September 6, 2012

Ayn Rand’s Paradox

By: James Joseph

With Paul Ryan’s ascent to the Republican ticket, Ayn Rand returned to contemporary political conversation. Her artistic abilities aside – she has all the weaknesses of Wordsworth’s Romantics with none of their attendant strengths –Rand’s supporters tout her Objectivist individualism as an answer to the claims of Leviathan. But, paradoxically, her defense of individual freedom provides a self-defeating apologia for the American welfare state.

Certainly, Rand offered powerful, deeply moral arguments against the communist and socialist regimes of her day. In her brief essay, ‘The Monument Builders,’ she offers an excellent description of the true nature of communitarian impulses borne out behind the Iron Curtain. Rand noted that the demands of benevolence and of the great society of all humanity were enough to justify the “bullet-riddled bodies of fleeing children” in East Berlin, the rise of thugs to power in the Soviet bloc, and monuments to prestige built on the backs of slaves from Pharaoh’s pyramids to Soviet dams and canals. She correctly  observed that any industrialization, economic development, or public grandeur produced in the Soviet Union was “erected on a foundation of human corpses.” No doubt some of these sentiments need to be echoed again as Russian President Vladimir Putin has recently hearkened back to Stalin’s reign of terror as a time of great improvement.

But Rand’s opposition to the all-encompassing Leviathan state contains the seeds of her own defeat insofar as she reduces community to a contract between individuals that follows economic principles.  “There is no such entity as ‘the public,’ since the public is merely a number of individuals,” she says in that same essay.
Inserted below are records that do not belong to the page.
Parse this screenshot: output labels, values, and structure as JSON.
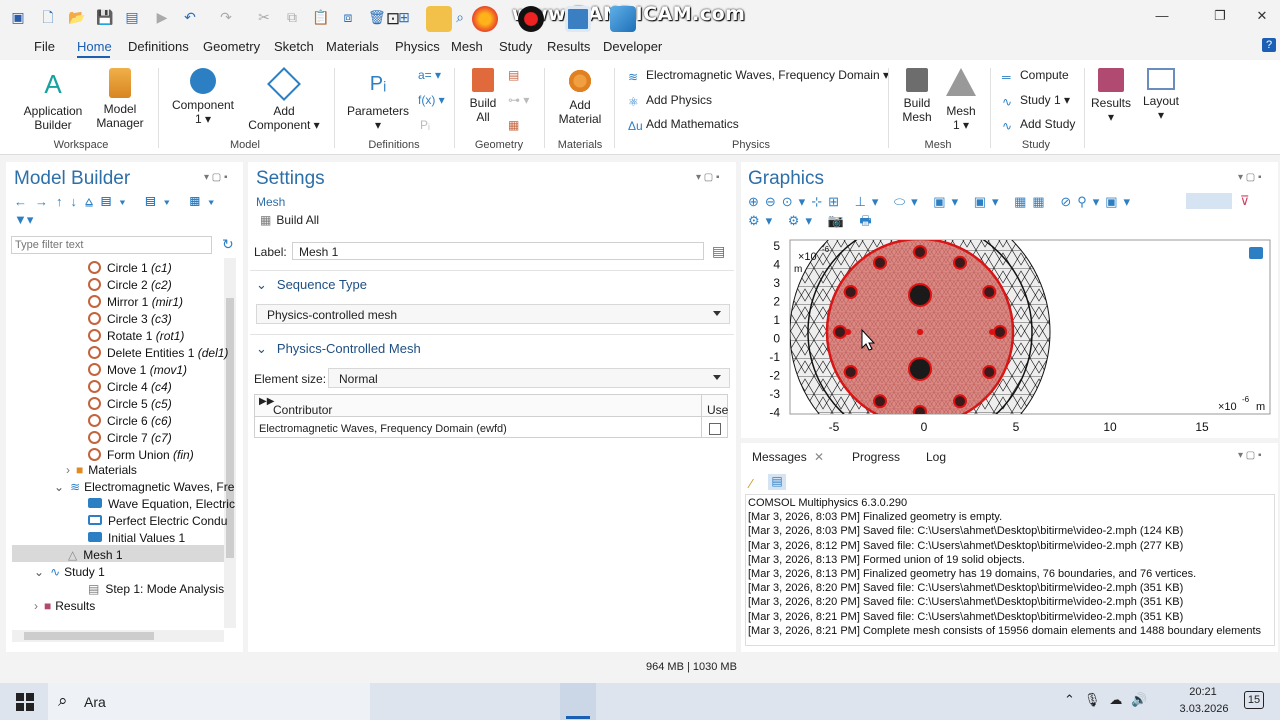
{
  "watermark": "www.BANDICAM.com",
  "menu": {
    "file": "File",
    "home": "Home",
    "definitions": "Definitions",
    "geometry": "Geometry",
    "sketch": "Sketch",
    "materials": "Materials",
    "physics": "Physics",
    "mesh": "Mesh",
    "study": "Study",
    "results": "Results",
    "developer": "Developer"
  },
  "ribbon": {
    "app_builder": [
      "Application",
      "Builder"
    ],
    "model_manager": [
      "Model",
      "Manager"
    ],
    "component": [
      "Component",
      "1 ▾"
    ],
    "add_component": [
      "Add",
      "Component ▾"
    ],
    "parameters": [
      "Parameters",
      "▾"
    ],
    "build_all": [
      "Build",
      "All"
    ],
    "add_material": [
      "Add",
      "Material"
    ],
    "physics_interface": "Electromagnetic Waves, Frequency Domain",
    "add_physics": "Add Physics",
    "add_mathematics": "Add Mathematics",
    "build_mesh": [
      "Build",
      "Mesh"
    ],
    "mesh1": [
      "Mesh",
      "1 ▾"
    ],
    "compute": "Compute",
    "study1": "Study 1",
    "add_study": "Add Study",
    "results": [
      "Results",
      "▾"
    ],
    "layout": [
      "Layout",
      "▾"
    ],
    "groups": {
      "workspace": "Workspace",
      "model": "Model",
      "definitions": "Definitions",
      "geometry": "Geometry",
      "materials": "Materials",
      "physics": "Physics",
      "mesh": "Mesh",
      "study": "Study"
    }
  },
  "model_builder": {
    "title": "Model Builder",
    "filter_placeholder": "Type filter text",
    "items": [
      {
        "label": "Circle 1",
        "tag": "(c1)"
      },
      {
        "label": "Circle 2",
        "tag": "(c2)"
      },
      {
        "label": "Mirror 1",
        "tag": "(mir1)"
      },
      {
        "label": "Circle 3",
        "tag": "(c3)"
      },
      {
        "label": "Rotate 1",
        "tag": "(rot1)"
      },
      {
        "label": "Delete Entities 1",
        "tag": "(del1)"
      },
      {
        "label": "Move 1",
        "tag": "(mov1)"
      },
      {
        "label": "Circle 4",
        "tag": "(c4)"
      },
      {
        "label": "Circle 5",
        "tag": "(c5)"
      },
      {
        "label": "Circle 6",
        "tag": "(c6)"
      },
      {
        "label": "Circle 7",
        "tag": "(c7)"
      },
      {
        "label": "Form Union",
        "tag": "(fin)"
      }
    ],
    "materials": "Materials",
    "emw": "Electromagnetic Waves, Fre",
    "wave_eq": "Wave Equation, Electric",
    "pec": "Perfect Electric Condu",
    "init": "Initial Values 1",
    "mesh1": "Mesh 1",
    "study1": "Study 1",
    "step1": "Step 1: Mode Analysis",
    "results": "Results"
  },
  "settings": {
    "title": "Settings",
    "subtitle": "Mesh",
    "build_all": "Build All",
    "label_caption": "Label:",
    "label_value": "Mesh 1",
    "seq_section": "Sequence Type",
    "seq_value": "Physics-controlled mesh",
    "pcm_section": "Physics-Controlled Mesh",
    "elem_caption": "Element size:",
    "elem_value": "Normal",
    "col_contributor": "Contributor",
    "col_use": "Use",
    "row_contributor": "Electromagnetic Waves, Frequency Domain (ewfd)"
  },
  "graphics": {
    "title": "Graphics",
    "y_ticks": [
      "5",
      "4",
      "3",
      "2",
      "1",
      "0",
      "-1",
      "-2",
      "-3",
      "-4"
    ],
    "x_ticks": [
      "-5",
      "0",
      "5",
      "10",
      "15"
    ],
    "y_exp": "×10",
    "y_exp_pow": "-6",
    "y_unit": "m",
    "x_exp": "×10",
    "x_exp_pow": "-6",
    "x_unit": "m"
  },
  "messages": {
    "tabs": [
      "Messages",
      "Progress",
      "Log"
    ],
    "lines": [
      "COMSOL Multiphysics 6.3.0.290",
      "[Mar 3, 2026, 8:03 PM] Finalized geometry is empty.",
      "[Mar 3, 2026, 8:03 PM] Saved file: C:\\Users\\ahmet\\Desktop\\bitirme\\video-2.mph (124 KB)",
      "[Mar 3, 2026, 8:12 PM] Saved file: C:\\Users\\ahmet\\Desktop\\bitirme\\video-2.mph (277 KB)",
      "[Mar 3, 2026, 8:13 PM] Formed union of 19 solid objects.",
      "[Mar 3, 2026, 8:13 PM] Finalized geometry has 19 domains, 76 boundaries, and 76 vertices.",
      "[Mar 3, 2026, 8:20 PM] Saved file: C:\\Users\\ahmet\\Desktop\\bitirme\\video-2.mph (351 KB)",
      "[Mar 3, 2026, 8:20 PM] Saved file: C:\\Users\\ahmet\\Desktop\\bitirme\\video-2.mph (351 KB)",
      "[Mar 3, 2026, 8:21 PM] Saved file: C:\\Users\\ahmet\\Desktop\\bitirme\\video-2.mph (351 KB)",
      "[Mar 3, 2026, 8:21 PM] Complete mesh consists of 15956 domain elements and 1488 boundary elements"
    ]
  },
  "status": {
    "memory": "964 MB | 1030 MB"
  },
  "taskbar": {
    "search": "Ara",
    "time": "20:21",
    "date": "3.03.2026",
    "notif": "15"
  },
  "colors": {
    "accent": "#1a5fb4",
    "title": "#2d6fa8",
    "mesh_fill": "#d98882",
    "mesh_edge": "#d11",
    "strand": "#1a1a1a"
  }
}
Rand articulates her view of the individual more thoroughly in ‘The Objectivist Ethics.’ Here she lays out what she believes to be the cosmic and metaphysical defense of the individual: “An ultimate value is that final goal or end to which all lesser goals are the means –and it sets the standard by which all lesser goals are evaluated. An organisms life is its standard of value: that which furthers its life is the good, that which threatens it is the evil.” From this crabbed teleology, Rand concludes that the science of ethics is the science of determining “the values [man’s] survival requires.” The conclusions of the essay can be summarized in a sole sentence: “The Objectivist ethics holds man’s life as the standard of value –and his own life as the ethical purpose of every individual man.” Ethics is collapsed into economics.

Here we have Ms Rand’s answer to the murder-fueled regimes of mid-century communism: The Individual is the sole scale of value, individual freedom is necessary to the individual survival, she says, and my survival is the sole end of my existence. Community, in this scheme of values, is entirely without meaning, or at least without objective claims upon the individual.

Rand’s reasoning has utility when arguing with Stalin, but the claims of the American state are not those of Soviet Russia – not that an American Leviathan is good, but it defends itself on different grounds. In fact, American statism’s apologia is the individual freedom so touted by Ayn Rand, complete with her denial of the claims of the community on the individual. One need look no further than the ‘Life of Julia’ campaign  to see that American statism is built around the idea of highly independent, atomized individuals that cannot be bothered with claims from direct community.

‘Julia,’ a hypothetical American woman, is shown to be independent from birth to death. She needs no husband, no father or mother, no connection with adult children in her old age. None of these people are necessary to her survival and flourishing, and none of these people are obligated to her for their survival or flourishing. The ad-campaign shows that, with a bit of government help, she is more independent than anyone has ever been able to be.

A better answer to increased statism may have more to do with the real and actual obligations that weave communities together through shared duties and liberties than with Rand’s radical individualism. Julia’s parents have obligations to her that stem from their natural relationship to her, just as Julia has the natural and real obligation to provide support for them some day. The obligation of her parents corresponds to a right on her behalf to receive their care and affection, just as the obligation she has to her child corresponds to her child’s right to her love and her physical support.

Here, at least, the idea of ‘community’ is neither subjective (as Rand claims), nor based strictly on personal choice in value transactions such as the free market requires. Instead, it depends upon a web of natural duties and obligations that — when gutted of their natural force by law and society — will inevitably be replaced by the ever-increasing and all-encompassing state. If the only true scale of values is our independent existence freed from any moral or legal obligation to one another, then people need an all-encompassing state to liberate them from those other people who would otherwise form our natural communities: aging parents, destitute siblings, needy children.

The answer to Rand and the Leviathan lies at the basis of Western culture, which has warned from the beginning against a radical individualism against natural community. Consider Homer’s Odyssey, in which monsters fill the space between the wandering hero, Odysseus, and his home. The real monsters in this 2,800 year-old epic do things far worse than eating men whole:  they do not meet in the assembly together, having “no meeting place for council…not a care in the world for any neighbor.” What’s more, they make men forget home.

James Joseph is a researcher and writer in Michigan.